World Heritage at Risk: Bonn Meeting
Posted on: July 4, 2015 by Ruth Redmond-Cooper
The World Heritage Committee is currently meeting in Bonn (28 June to 8 July) to consider nominations for inscription on UNESCO’s World Heritage List. In addition, UNESCO’s director general, Irina Bokova has confirmed that UNESCO is entering into a contract for satellite monitoring of sites at risk of looting and destruction.
At the opening of the meeting on 28 June, an appeal was made for the international community to counter the new threat of violent extremism and cultural cleansing.
However, even in the days following this appeal we have heard of the destruction by ISIS of a 2,000-year-old statue of a lion outside the museum in the Syrian city of Palmyra. Maamoun Abdelkarim, Syria’s antiquities director is reported as saying that the statue had been covered with a metal plate and sandbags to protect it from fighting, “but we never imagined that IS would come to the town to destroy it.” Isis captured Palmyra, a UNESCO world heritage site, from government forces on 21 May, prompting international concern about the fate of the city’s antiquities. Abdelkarim went on to say that “It’s the most serious crime they have committed against Palmyra’s heritage.”
On 3 July the World Heritage Committee inscribed three new cultural sites on the World Heritage List: Arab-Norman Palermo and the Cathedral Churches of Cefalú and Monreale in Italy; Baptism Site “Bethany Beyond the Jordan” (Al-Maghtas) in Jordan and Rock Art in the Hail Region of Saudi Arabia. Thirty-six sites in total were nominated for inscription on the List at this year’s session, and the Bonn meeting will be considering them all between now and 8 July. They include natural sites in South Africa, Sudan, Thailand, Viet Nam and Mongolia/Russia. Cultural sites which are being considered for the List are more numerous and include such diverse sites as the Forth Bridge in the UK, Rock Art in the Hail Region of Saudi Arabia, sites of Japan’s Meiji Industrial Revolution: Iron and Steel, Shipbuilding and Coal Mining, Baekje Historic Areas in the Republic of Korea, Bet She’arim Necropolis in Israel, Fray Bentos Cultural-Industrial Landscape in Uruguay, Tusi sites in China, Ephesus in Turkey and Viking Age Sites in Denmark, Germany, Iceland, Latvia and Norway.
Ephesus, the ancient Roman harbour city in Turkey which is home to the ruined temple of Artemis and is one of the original seven wonders of the world, has been seeking inscription on the List for 22 years and might therefore be seen as indicating the exacting standards set by UNESCO. The Mayor of nearby Selçuk has described the efforts made by the Culture and Tourism Ministry, municipality, museum and the excavation team, as well as academics, to comply with the requirements for inscription.
However, at the same time that new sites are being considered for inclusion on the List, UNESCO is facing increased criticism for its failure to protect those sites already inscribed, and, indeed, contributing through the very fact of inscription, to their destruction by reason of the greatly increased tourism which results.

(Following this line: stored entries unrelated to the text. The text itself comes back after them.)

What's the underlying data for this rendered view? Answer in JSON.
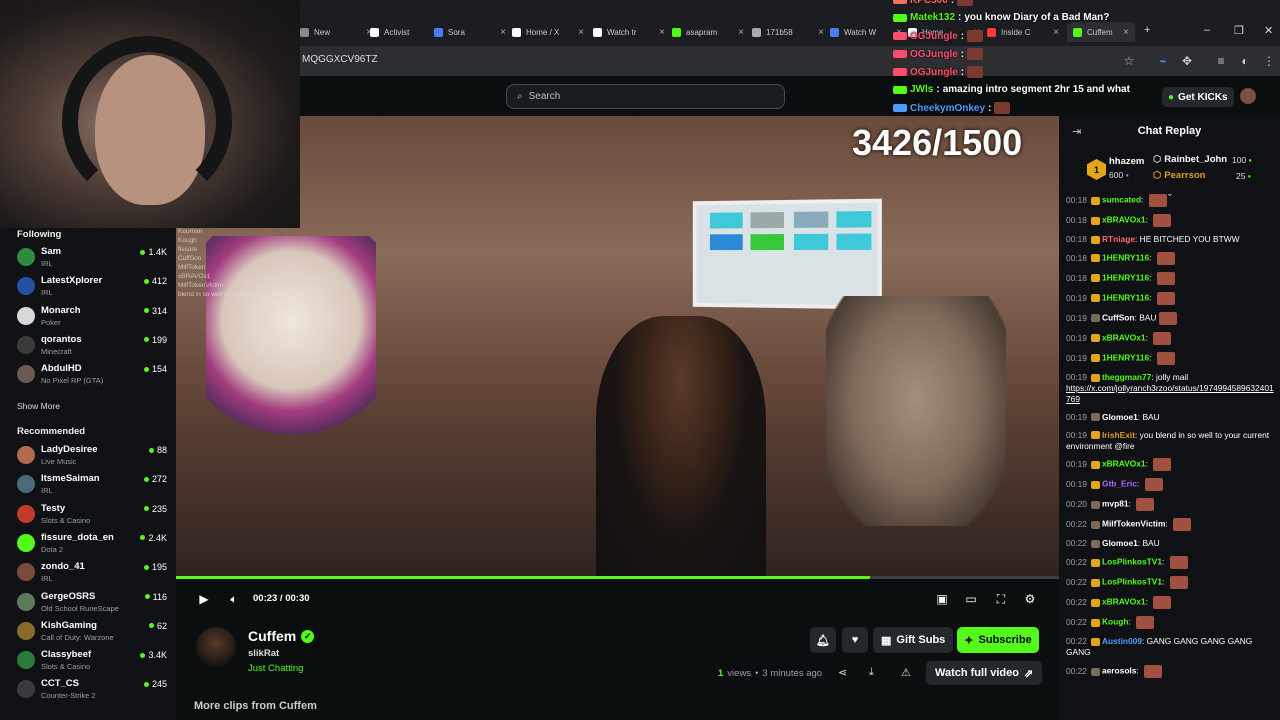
{
  "browser": {
    "tabs": [
      {
        "label": "New",
        "color": "#888"
      },
      {
        "label": "Activist",
        "color": "#ffffff"
      },
      {
        "label": "Sora",
        "color": "#4f7cff"
      },
      {
        "label": "Home / X",
        "color": "#ffffff"
      },
      {
        "label": "Watch tr",
        "color": "#ffffff"
      },
      {
        "label": "asapram",
        "color": "#53fc18"
      },
      {
        "label": "171b58",
        "color": "#aaaaaa"
      },
      {
        "label": "Watch W",
        "color": "#4f7cff"
      },
      {
        "label": "Home",
        "color": "#ffffff"
      },
      {
        "label": "Inside C",
        "color": "#ff3b3b"
      },
      {
        "label": "Cuffem",
        "color": "#53fc18"
      }
    ],
    "url": "MQGGXCV96TZ"
  },
  "header": {
    "search_placeholder": "Search",
    "get_kicks": "Get KICKs"
  },
  "sidebar": {
    "following_title": "Following",
    "following": [
      {
        "name": "Sam",
        "category": "IRL",
        "viewers": "1.4K",
        "color": "#2e8b3e"
      },
      {
        "name": "LatestXplorer",
        "category": "IRL",
        "viewers": "412",
        "color": "#2451a6"
      },
      {
        "name": "Monarch",
        "category": "Poker",
        "viewers": "314",
        "color": "#d8d8d8"
      },
      {
        "name": "qorantos",
        "category": "Minecraft",
        "viewers": "199",
        "color": "#3a3a3a"
      },
      {
        "name": "AbdulHD",
        "category": "No Pixel RP (GTA)",
        "viewers": "154",
        "color": "#6a5a50"
      }
    ],
    "show_more": "Show More",
    "recommended_title": "Recommended",
    "recommended": [
      {
        "name": "LadyDesiree",
        "category": "Live Music",
        "viewers": "88",
        "color": "#b06a50"
      },
      {
        "name": "ItsmeSaiman",
        "category": "IRL",
        "viewers": "272",
        "color": "#4a6a7a"
      },
      {
        "name": "Testy",
        "category": "Slots & Casino",
        "viewers": "235",
        "color": "#c23a2a"
      },
      {
        "name": "fissure_dota_en",
        "category": "Dota 2",
        "viewers": "2.4K",
        "color": "#53fc18"
      },
      {
        "name": "zondo_41",
        "category": "IRL",
        "viewers": "195",
        "color": "#7a4a3a"
      },
      {
        "name": "GergeOSRS",
        "category": "Old School RuneScape",
        "viewers": "116",
        "color": "#5a7a5a"
      },
      {
        "name": "KishGaming",
        "category": "Call of Duty: Warzone",
        "viewers": "62",
        "color": "#8a6a2a"
      },
      {
        "name": "Classybeef",
        "category": "Slots & Casino",
        "viewers": "3.4K",
        "color": "#2a7a3a"
      },
      {
        "name": "CCT_CS",
        "category": "Counter-Strike 2",
        "viewers": "245",
        "color": "#3a3a3a"
      }
    ]
  },
  "video": {
    "goal_text": "3426/1500",
    "time": "00:23 / 00:30",
    "progress": 0.786
  },
  "overlay_chat": [
    {
      "user": "KPC500",
      "text": "",
      "color": "#ff6b6b"
    },
    {
      "user": "Matek132",
      "text": "you know Diary of a Bad Man?",
      "color": "#53fc18"
    },
    {
      "user": "OGJungle",
      "text": "",
      "color": "#ff4d6d"
    },
    {
      "user": "OGJungle",
      "text": "",
      "color": "#ff4d6d"
    },
    {
      "user": "OGJungle",
      "text": "",
      "color": "#ff4d6d"
    },
    {
      "user": "JWls",
      "text": "amazing intro segment 2hr 15 and what",
      "color": "#53fc18"
    },
    {
      "user": "CheekymOnkey",
      "text": "",
      "color": "#4f9cff"
    }
  ],
  "overlay_mini_chat": [
    "Kouman",
    "Kough",
    "fissure",
    "CuffSon",
    "MilfToken",
    "xBRAVOx1",
    "MilfTokenVictim",
    "blend in so well to your current environment"
  ],
  "channel": {
    "name": "Cuffem",
    "clipped_by": "slikRat",
    "category": "Just Chatting",
    "gift_subs": "Gift Subs",
    "subscribe": "Subscribe",
    "views_count": "1",
    "views_label": "views",
    "time_ago": "3 minutes ago",
    "watch_full": "Watch full video",
    "more_clips": "More clips from Cuffem"
  },
  "chat": {
    "title": "Chat Replay",
    "gifters": [
      {
        "name": "hhazem",
        "amount": "600",
        "color": "#ffffff"
      },
      {
        "name": "Rainbet_John",
        "amount": "100",
        "color": "#ffffff"
      },
      {
        "name": "Pearrson",
        "amount": "25",
        "color": "#e39a2a"
      }
    ],
    "gifter_rank": "1",
    "messages": [
      {
        "ts": "00:18",
        "user": "sumcated",
        "text": "",
        "color": "#53fc18",
        "emote": true
      },
      {
        "ts": "00:18",
        "user": "xBRAVOx1",
        "text": "",
        "color": "#53fc18",
        "emote": true
      },
      {
        "ts": "00:18",
        "user": "RTniage",
        "text": "HE BITCHED YOU BTWW",
        "color": "#ff6b6b",
        "emote": false
      },
      {
        "ts": "00:18",
        "user": "1HENRY116",
        "text": "",
        "color": "#53fc18",
        "emote": true
      },
      {
        "ts": "00:18",
        "user": "1HENRY116",
        "text": "",
        "color": "#53fc18",
        "emote": true
      },
      {
        "ts": "00:19",
        "user": "1HENRY116",
        "text": "",
        "color": "#53fc18",
        "emote": true
      },
      {
        "ts": "00:19",
        "user": "CuffSon",
        "text": "BAU",
        "color": "#ffffff",
        "emote": true
      },
      {
        "ts": "00:19",
        "user": "xBRAVOx1",
        "text": "",
        "color": "#53fc18",
        "emote": true
      },
      {
        "ts": "00:19",
        "user": "1HENRY116",
        "text": "",
        "color": "#53fc18",
        "emote": true
      },
      {
        "ts": "00:19",
        "user": "theggman77",
        "text": "jolly mail",
        "color": "#53fc18",
        "emote": false,
        "link": "https://x.com/jollyranch3rzoo/status/1974994589632401769"
      },
      {
        "ts": "00:19",
        "user": "Glomoe1",
        "text": "BAU",
        "color": "#ffffff",
        "emote": false
      },
      {
        "ts": "00:19",
        "user": "IrishExit",
        "text": "you blend in so well to your current environment @fire",
        "color": "#e39a2a",
        "emote": false
      },
      {
        "ts": "00:19",
        "user": "xBRAVOx1",
        "text": "",
        "color": "#53fc18",
        "emote": true
      },
      {
        "ts": "00:19",
        "user": "Gtb_Eric",
        "text": "",
        "color": "#b06aff",
        "emote": true
      },
      {
        "ts": "00:20",
        "user": "mvp81",
        "text": "",
        "color": "#ffffff",
        "emote": true
      },
      {
        "ts": "00:22",
        "user": "MilfTokenVictim",
        "text": "",
        "color": "#ffffff",
        "emote": true
      },
      {
        "ts": "00:22",
        "user": "Glomoe1",
        "text": "BAU",
        "color": "#ffffff",
        "emote": false
      },
      {
        "ts": "00:22",
        "user": "LosPlinkosTV1",
        "text": "",
        "color": "#53fc18",
        "emote": true
      },
      {
        "ts": "00:22",
        "user": "LosPlinkosTV1",
        "text": "",
        "color": "#53fc18",
        "emote": true
      },
      {
        "ts": "00:22",
        "user": "xBRAVOx1",
        "text": "",
        "color": "#53fc18",
        "emote": true
      },
      {
        "ts": "00:22",
        "user": "Kough",
        "text": "",
        "color": "#53fc18",
        "emote": true
      },
      {
        "ts": "00:22",
        "user": "Austin009",
        "text": "GANG GANG GANG GANG GANG",
        "color": "#4f9cff",
        "emote": false
      },
      {
        "ts": "00:22",
        "user": "aerosols",
        "text": "",
        "color": "#ffffff",
        "emote": true
      }
    ]
  }
}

In the words of the Guardian: “Where Unesco treads, the tourist bulldozer is sure to follow.” For example, it was reported two years ago that “The unbridled eruption of towers along London’s South Bank, from the thicket of stumps emerging in Vauxhall and Nine Elms to the steroidal plans for the Shell Centre and Elizabeth House in Waterloo” had led UNESCO to issue a warning that the Palace of Westminster could join 48 other sites around the world on the endangered list (the most recent being Hatra in Iraq which was placed on the endangered list on 1 July at the Bonn meeting). Inclusion on this list would be the first step in the removal of coveted international heritage status and, after intense lobbying from the UK Ambassador to UNESCO, the proposal was dropped. Beijing’s Forbidden City and the Great Wall of China are both now at considerable risk following their inscription, and it is reported that the pressure of more than two million annual visitors to Angkor Wat in Cambodia has turned the nearby town of Siem Reap into a mini Las Vegas. However, removal from the List is a very rarely exercised option and only two sites have in fact been removed: in 2007 an antelope conservation sanctuary in Oman was removed after the government slashed the park’s size by 90%; and in 2009 UNESCO decided that the magnificent prospect of baroque palaces in the German city of Dresden had been destroyed by a new bridge and the city was deleted from the List.